Avec Shostakovich Trilogy, Alexeï Ratmansky évoque tout en finesse la vie du compositeur russe. Pas d’histoire, pas de personnages, mais trois ambiances au fil des trois pièces qui structurent le ballet : une première partie dans une certaine insouciance de l’après-guerre, une deuxième beaucoup plus sombre sur les deuils et doutes du compositeur, une troisième empreinte de nostalgie tout en allant de l’avant. Le présenter en trois parties distinctes – avec distributions différentes, saluts et entractes entre chaque – a quelque chose de déstabilisant, tant l’oeuvre frappe par sa cohérence. Costumes et décors font partie de l’effet bien sûr. Surtout, tout semble faire sens, avec des réminiscences de-ci delà des différents morceaux. Parle-ton du compositeur ? De sa musique aux si multiples visages ? De la vie même d’Alexeï Ratmansky ? L’abstraction de Shostakovich Trilogy laisse la porte ouverte à l’interprétation, sans pour autant que le public ne s’y perde. La danse fait le liant, complexe (elle s’appuie sur toutes les possibilités de la technique classique), musicale, laissant de l’espace pour que chaque interprète puisse y trouver une certaine liberté, devenant ainsi bien plus qu’une simple pièce jolie à regarder, ce à quoi le répertoire néo-classique est si souvent ramené en France.
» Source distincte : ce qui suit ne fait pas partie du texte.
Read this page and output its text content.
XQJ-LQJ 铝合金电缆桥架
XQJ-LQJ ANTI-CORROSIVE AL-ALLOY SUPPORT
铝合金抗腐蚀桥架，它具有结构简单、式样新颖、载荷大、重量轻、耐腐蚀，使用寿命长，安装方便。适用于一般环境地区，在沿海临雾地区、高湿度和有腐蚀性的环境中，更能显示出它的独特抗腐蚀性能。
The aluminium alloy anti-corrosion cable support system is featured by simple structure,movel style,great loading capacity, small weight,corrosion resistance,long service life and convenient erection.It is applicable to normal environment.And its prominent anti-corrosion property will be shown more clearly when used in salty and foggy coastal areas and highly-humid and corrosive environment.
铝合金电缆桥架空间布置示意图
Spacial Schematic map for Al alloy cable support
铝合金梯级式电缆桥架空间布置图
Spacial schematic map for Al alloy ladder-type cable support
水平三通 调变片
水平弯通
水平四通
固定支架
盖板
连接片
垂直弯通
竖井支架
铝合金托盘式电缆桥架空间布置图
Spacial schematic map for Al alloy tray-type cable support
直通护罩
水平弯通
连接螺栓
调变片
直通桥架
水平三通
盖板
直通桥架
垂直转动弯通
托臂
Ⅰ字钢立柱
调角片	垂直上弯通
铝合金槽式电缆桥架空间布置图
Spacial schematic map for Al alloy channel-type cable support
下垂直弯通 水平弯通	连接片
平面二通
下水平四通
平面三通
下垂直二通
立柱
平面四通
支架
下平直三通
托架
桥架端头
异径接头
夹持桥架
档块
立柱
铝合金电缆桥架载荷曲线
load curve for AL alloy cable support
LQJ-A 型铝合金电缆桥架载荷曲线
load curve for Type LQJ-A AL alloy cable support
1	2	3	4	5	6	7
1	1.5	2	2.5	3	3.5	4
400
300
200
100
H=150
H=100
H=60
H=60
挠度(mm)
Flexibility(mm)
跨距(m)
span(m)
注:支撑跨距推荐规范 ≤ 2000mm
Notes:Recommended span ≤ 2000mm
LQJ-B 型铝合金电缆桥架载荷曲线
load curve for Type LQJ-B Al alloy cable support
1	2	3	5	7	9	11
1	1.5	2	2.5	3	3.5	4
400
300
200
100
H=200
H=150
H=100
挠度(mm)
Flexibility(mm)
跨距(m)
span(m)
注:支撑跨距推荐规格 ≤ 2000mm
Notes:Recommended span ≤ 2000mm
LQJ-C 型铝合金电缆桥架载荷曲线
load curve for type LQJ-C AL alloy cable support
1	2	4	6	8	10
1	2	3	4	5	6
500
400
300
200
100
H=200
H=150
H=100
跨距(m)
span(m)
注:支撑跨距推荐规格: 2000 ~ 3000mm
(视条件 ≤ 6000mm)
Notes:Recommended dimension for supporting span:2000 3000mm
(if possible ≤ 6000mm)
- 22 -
Ce langage ne peut que convenir au Het Nationale Ballet. la compagnie, fondé par Hans van Manen, le maître du néo-classique européen, sait justement comment se glisser dans cette danse large qui fait sens avec la musique, comment faire une histoire et créer des sentiments alors que le ballet semble abstrait. Les différents interprètes du ballet, et notamment le premier rôle masculin de chaque partie, prennent d’ailleurs un parti-pris assez différent. Jozef Varga (Symphony #9, la première partie) et Vito Mazzeo (Piano Concerto #1, la troisième) prennent une certaine distance avec l’oeuvre, tandis que James Stout (Chamber Symphony, la deuxième) choisit volontairement un angle bien plus dramatique et réaliste. Il crée un personnage anguleux, tiraillé de tous côté, pris à ses propres démons comme par les arcanes d’un pouvoir étouffant, petit à petit brisé. Un personnage aux multiples visages que l’on aurait aimé suivre pour la suite.
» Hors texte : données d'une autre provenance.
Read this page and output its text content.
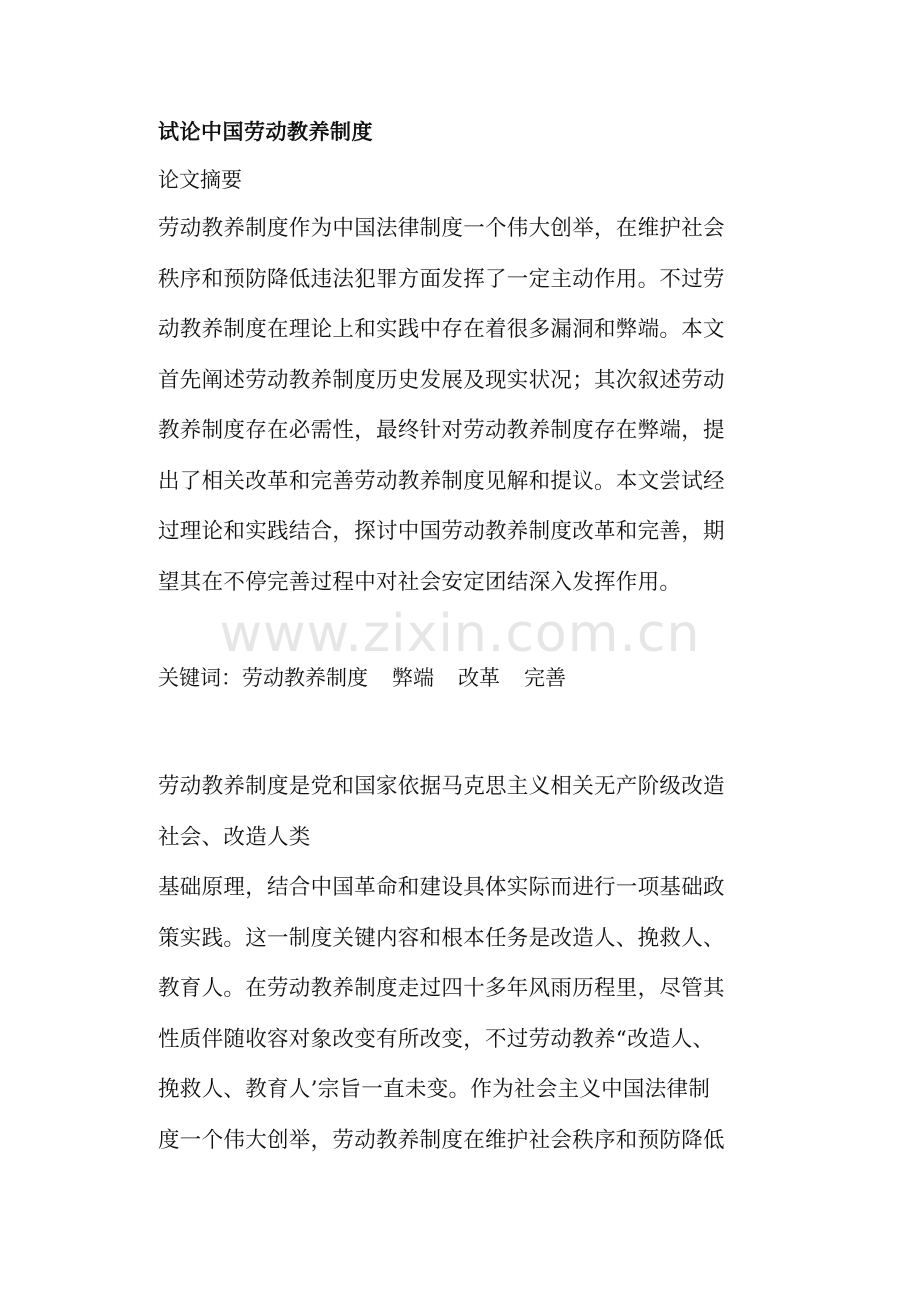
www.zixin.com.cn
试论中国劳动教养制度
论文摘要
劳动教养制度作为中国法律制度一个伟大创举，在维护社会
秩序和预防降低违法犯罪方面发挥了一定主动作用。不过劳
动教养制度在理论上和实践中存在着很多漏洞和弊端。本文
首先阐述劳动教养制度历史发展及现实状况；其次叙述劳动
教养制度存在必需性，最终针对劳动教养制度存在弊端，提
出了相关改革和完善劳动教养制度见解和提议。本文尝试经
过理论和实践结合，探讨中国劳动教养制度改革和完善，期
望其在不停完善过程中对社会安定团结深入发挥作用。
关键词：劳动教养制度 弊端 改革 完善
劳动教养制度是党和国家依据马克思主义相关无产阶级改造
社会、改造人类
基础原理，结合中国革命和建设具体实际而进行一项基础政
策实践。这一制度关键内容和根本任务是改造人、挽救人、
教育人。在劳动教养制度走过四十多年风雨历程里，尽管其
性质伴随收容对象改变有所改变，不过劳动教养“改造人、
挽救人、教育人’宗旨一直未变。作为社会主义中国法律制
度一个伟大创举，劳动教养制度在维护社会秩序和预防降低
Car tel est le paradoxe de cette Shostakovich Trilogy par le Het Nationale Ballet. La troupe a compris toute la complexité de l’oeuvre. Elle a compris aussi sa cohésion, sa vision d’ensemble. Et la rend tellement bien qu’il en devient presque gênant de changer de distribution en cours de route. Shostakovich Trilogy a-t-il vocation à devenir une seule et même pièce, dansée comme telle ? L’interprétation de la compagnie d’Amsterdam a en tout cas choisi son camp. Malgré ces quelques frustrations, la richesse du ballet ne s’en laisse pas ternir. Voilà une oeuvre forte, qui peut se voir comme se danser encore et encore, tant sa danse laisse place à de multiples facettes à explorer. Une superbe soirée pour terminer l’année, et l’envie décidément de revenir voir de plus près le Het Nationale Ballet, à la fraîcheur et l’explosivité charmeuse. La troupe revient d’ailleurs vers Alexeï Ratmansky la saison prochaine, avec son Don Quichotte. L’occasion de découvrir comment la compagnie s’approprie un autre travail du chorégraphe, plus ancré dans le répertoire.
Shostakovich Trilogy d’Alexeï Ratmansky par le Het Nationale Ballet à l’Opéra d’Amsterdam. Avec Wen Ting Guan, Jozef Varga, Suzanna Kaic, Edo Wijnen et Young Gyu Choi (Symphony #9), James Stout, Aya Okumara, Emanouela Merdjanova et Anna Oi (Chamber Symphony), Floor Eimers, Vito Mazzeo, Riho Sakamoto et Joseph Massarelli (Piano Concerto #1). Vendredi 23 juin 2017.